Institutional Arrangements: Article 31 of the Protocol also provides for the Establishment of the AfCFTA Intellectual Property Office. The governance and administrative structures, and functions of this office as well as the rules and procedures for the administration and operation of this office are yet to be determined. 

E-Commerce & Digital Trade

Several areas of the AfCFTA are still being worked on, especially those related to digital trade. The African Union's Agenda 2063 highlights the importance of developing digital economies to enhance continental integration and achieve sustainable and inclusive growth. Similarly, its Digital Transformation Strategy for Africa (2020-2030) mentions that integrating Africa into a single digital market will create economies of scale and opportunities to grow Africa's economies, with the ability to adapt to digital trade and financial services as the key to unlocking these opportunities. The AfCFTA Protocol on E-commerce is being negotiated in this context, while no public information on the Protocol's content is accessible yet. It is worth mentioning that comparable efforts to promote digital trade exist in African regional economic groupings.
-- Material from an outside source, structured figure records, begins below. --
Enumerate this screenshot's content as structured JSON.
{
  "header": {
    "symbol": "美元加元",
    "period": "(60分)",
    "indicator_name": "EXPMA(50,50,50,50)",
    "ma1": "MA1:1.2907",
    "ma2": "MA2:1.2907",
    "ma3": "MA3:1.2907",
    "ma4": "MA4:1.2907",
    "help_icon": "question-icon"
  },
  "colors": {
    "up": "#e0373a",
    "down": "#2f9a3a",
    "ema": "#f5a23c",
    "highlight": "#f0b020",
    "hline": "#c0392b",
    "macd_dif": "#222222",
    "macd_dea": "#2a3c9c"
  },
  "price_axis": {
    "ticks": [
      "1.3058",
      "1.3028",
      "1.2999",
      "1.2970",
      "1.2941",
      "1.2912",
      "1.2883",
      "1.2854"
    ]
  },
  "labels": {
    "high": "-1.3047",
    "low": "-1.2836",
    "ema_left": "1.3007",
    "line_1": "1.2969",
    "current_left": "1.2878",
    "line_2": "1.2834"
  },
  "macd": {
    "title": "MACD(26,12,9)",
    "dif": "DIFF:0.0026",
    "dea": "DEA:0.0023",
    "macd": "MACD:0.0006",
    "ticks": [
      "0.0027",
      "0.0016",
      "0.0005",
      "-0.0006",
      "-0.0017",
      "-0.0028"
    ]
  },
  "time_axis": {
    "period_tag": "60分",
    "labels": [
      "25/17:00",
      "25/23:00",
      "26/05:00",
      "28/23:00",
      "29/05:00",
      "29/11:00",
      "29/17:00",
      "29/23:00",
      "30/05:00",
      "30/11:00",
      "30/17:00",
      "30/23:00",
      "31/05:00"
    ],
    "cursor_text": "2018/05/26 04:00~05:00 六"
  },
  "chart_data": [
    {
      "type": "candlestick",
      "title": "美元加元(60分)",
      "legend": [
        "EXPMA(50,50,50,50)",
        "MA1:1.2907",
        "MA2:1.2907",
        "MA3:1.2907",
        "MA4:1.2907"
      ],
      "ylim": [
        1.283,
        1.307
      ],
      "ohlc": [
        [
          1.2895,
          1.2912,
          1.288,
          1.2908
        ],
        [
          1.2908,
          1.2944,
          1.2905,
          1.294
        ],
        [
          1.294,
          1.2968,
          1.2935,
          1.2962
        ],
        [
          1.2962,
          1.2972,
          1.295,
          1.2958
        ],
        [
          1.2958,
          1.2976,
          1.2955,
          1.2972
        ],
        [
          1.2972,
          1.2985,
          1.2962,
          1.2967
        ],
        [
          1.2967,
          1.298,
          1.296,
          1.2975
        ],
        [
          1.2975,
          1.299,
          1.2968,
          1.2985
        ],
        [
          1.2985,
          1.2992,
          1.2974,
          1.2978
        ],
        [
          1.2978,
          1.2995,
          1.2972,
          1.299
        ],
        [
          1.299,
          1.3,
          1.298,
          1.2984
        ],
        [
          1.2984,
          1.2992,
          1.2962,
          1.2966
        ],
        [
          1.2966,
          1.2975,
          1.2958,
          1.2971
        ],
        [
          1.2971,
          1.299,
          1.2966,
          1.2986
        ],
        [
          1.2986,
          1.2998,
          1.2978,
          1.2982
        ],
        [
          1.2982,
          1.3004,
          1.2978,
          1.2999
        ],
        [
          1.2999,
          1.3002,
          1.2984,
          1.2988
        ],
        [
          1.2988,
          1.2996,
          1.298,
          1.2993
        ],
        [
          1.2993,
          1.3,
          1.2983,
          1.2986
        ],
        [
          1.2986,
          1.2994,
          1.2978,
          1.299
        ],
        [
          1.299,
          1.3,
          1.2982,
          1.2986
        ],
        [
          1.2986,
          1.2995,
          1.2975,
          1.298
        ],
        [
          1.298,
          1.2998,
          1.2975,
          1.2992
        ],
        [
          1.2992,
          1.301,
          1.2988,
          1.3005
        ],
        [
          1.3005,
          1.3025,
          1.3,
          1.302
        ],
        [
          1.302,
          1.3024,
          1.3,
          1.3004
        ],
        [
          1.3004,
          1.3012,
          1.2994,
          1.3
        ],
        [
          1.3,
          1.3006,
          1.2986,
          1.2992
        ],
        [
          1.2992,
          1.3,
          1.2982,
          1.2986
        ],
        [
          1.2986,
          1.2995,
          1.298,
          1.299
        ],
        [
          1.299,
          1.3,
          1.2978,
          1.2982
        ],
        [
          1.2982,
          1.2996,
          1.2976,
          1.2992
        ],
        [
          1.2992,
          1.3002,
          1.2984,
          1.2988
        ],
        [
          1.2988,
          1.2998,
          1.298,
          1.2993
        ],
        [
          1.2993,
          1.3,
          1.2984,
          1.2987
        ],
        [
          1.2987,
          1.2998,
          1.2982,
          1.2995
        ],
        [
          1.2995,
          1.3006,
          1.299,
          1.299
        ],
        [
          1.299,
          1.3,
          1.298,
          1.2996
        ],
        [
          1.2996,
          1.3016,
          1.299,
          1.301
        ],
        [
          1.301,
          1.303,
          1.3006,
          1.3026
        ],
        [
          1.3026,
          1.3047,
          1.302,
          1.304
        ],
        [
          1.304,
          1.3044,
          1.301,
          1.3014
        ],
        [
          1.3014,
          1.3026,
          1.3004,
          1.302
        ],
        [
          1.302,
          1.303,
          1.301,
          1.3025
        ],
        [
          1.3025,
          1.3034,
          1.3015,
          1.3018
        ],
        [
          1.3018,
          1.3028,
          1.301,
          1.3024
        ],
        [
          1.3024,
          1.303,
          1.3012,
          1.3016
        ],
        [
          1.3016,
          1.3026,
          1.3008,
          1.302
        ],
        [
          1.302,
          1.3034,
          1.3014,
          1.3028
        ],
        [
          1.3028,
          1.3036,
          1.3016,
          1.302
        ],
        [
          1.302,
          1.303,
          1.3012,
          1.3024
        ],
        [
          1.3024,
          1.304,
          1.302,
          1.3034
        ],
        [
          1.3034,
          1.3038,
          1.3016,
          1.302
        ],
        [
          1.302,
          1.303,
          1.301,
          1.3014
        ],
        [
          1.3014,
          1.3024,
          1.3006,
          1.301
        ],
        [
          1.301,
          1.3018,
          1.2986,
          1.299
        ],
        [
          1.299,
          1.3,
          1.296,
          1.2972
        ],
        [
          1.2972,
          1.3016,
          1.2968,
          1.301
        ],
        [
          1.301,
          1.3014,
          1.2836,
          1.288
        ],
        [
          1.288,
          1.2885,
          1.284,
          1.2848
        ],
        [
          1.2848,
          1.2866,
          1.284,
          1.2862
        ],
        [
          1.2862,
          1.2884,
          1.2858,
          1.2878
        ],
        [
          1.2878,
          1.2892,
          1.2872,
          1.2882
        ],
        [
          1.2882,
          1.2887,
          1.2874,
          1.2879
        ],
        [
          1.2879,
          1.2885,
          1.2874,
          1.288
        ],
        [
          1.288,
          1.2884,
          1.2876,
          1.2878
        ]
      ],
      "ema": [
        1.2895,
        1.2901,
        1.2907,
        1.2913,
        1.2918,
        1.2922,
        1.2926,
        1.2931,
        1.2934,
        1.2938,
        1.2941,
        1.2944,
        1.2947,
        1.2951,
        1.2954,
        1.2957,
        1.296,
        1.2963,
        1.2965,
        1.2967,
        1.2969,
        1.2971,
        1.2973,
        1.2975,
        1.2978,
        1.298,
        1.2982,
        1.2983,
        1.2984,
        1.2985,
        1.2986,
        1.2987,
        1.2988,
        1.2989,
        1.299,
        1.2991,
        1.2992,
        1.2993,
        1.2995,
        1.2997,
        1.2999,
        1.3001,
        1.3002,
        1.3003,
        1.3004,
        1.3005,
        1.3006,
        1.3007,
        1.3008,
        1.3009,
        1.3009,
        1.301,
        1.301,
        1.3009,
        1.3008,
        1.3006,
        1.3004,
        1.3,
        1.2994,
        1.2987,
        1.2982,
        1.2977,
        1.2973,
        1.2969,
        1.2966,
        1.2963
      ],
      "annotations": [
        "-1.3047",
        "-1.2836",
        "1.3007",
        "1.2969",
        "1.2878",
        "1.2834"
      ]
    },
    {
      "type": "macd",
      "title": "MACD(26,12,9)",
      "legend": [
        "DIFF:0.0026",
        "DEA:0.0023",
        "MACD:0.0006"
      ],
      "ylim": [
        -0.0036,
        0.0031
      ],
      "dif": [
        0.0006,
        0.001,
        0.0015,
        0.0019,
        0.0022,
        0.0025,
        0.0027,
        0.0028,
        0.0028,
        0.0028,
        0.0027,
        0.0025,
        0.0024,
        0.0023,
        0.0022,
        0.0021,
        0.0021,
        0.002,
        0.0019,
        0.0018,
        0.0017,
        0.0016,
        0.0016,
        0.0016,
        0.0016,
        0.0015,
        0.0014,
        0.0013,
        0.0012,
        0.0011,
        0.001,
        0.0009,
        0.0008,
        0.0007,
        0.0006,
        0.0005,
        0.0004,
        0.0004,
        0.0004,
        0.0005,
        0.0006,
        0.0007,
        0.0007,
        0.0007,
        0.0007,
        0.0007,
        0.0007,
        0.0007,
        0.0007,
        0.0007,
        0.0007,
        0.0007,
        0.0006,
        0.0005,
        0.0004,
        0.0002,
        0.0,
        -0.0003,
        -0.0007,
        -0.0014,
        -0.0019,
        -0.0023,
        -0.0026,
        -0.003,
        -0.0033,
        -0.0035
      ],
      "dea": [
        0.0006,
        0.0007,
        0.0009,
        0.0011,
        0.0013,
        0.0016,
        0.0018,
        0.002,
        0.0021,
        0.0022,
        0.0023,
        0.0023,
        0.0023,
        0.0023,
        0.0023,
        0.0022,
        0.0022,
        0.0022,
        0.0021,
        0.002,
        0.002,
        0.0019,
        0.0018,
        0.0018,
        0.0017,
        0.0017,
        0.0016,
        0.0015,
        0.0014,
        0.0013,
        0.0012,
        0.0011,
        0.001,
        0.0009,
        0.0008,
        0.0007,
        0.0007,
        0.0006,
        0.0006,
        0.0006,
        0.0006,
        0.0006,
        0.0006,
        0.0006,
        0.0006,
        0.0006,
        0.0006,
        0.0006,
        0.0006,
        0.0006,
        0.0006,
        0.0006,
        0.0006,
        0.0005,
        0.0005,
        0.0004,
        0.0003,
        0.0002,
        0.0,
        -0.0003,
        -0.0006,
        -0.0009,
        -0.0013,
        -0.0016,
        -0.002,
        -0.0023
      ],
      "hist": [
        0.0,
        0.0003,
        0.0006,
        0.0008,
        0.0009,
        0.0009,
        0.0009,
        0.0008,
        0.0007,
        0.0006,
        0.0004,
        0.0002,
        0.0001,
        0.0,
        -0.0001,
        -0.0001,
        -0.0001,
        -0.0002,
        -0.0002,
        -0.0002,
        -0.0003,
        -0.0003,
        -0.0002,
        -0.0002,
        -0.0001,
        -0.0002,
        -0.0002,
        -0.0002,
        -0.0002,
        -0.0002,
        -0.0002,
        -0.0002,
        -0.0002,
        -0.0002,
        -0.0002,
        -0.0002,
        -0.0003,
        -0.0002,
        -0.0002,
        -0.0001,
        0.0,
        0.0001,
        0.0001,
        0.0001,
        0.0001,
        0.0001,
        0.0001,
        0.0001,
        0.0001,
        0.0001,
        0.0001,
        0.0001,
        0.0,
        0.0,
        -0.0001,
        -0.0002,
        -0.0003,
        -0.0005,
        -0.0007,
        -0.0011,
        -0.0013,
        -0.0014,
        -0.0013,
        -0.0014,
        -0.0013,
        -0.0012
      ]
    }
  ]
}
In February 2020, an official decision was made to include e-commerce in a third phase of negotiations, to be known as the Protocol on Digital Trade. This protocol was subsequently moved into the current Phase II negotiations. This framework attempts to improve connections between African countries, encourage e-commerce, and expedite customs procedures.  Negotiations towards this protocol are widely expected to be concluded in 2023. The AfCFTA Protocol on Digital Trade could serve as a foundation for domestic and regional policy convergence. Numerous best practices in global bilateral agreements are being used. A comprehensive agreement with legally binding and enforceable measures might significantly improve continental integration in general and the digital economy in particular.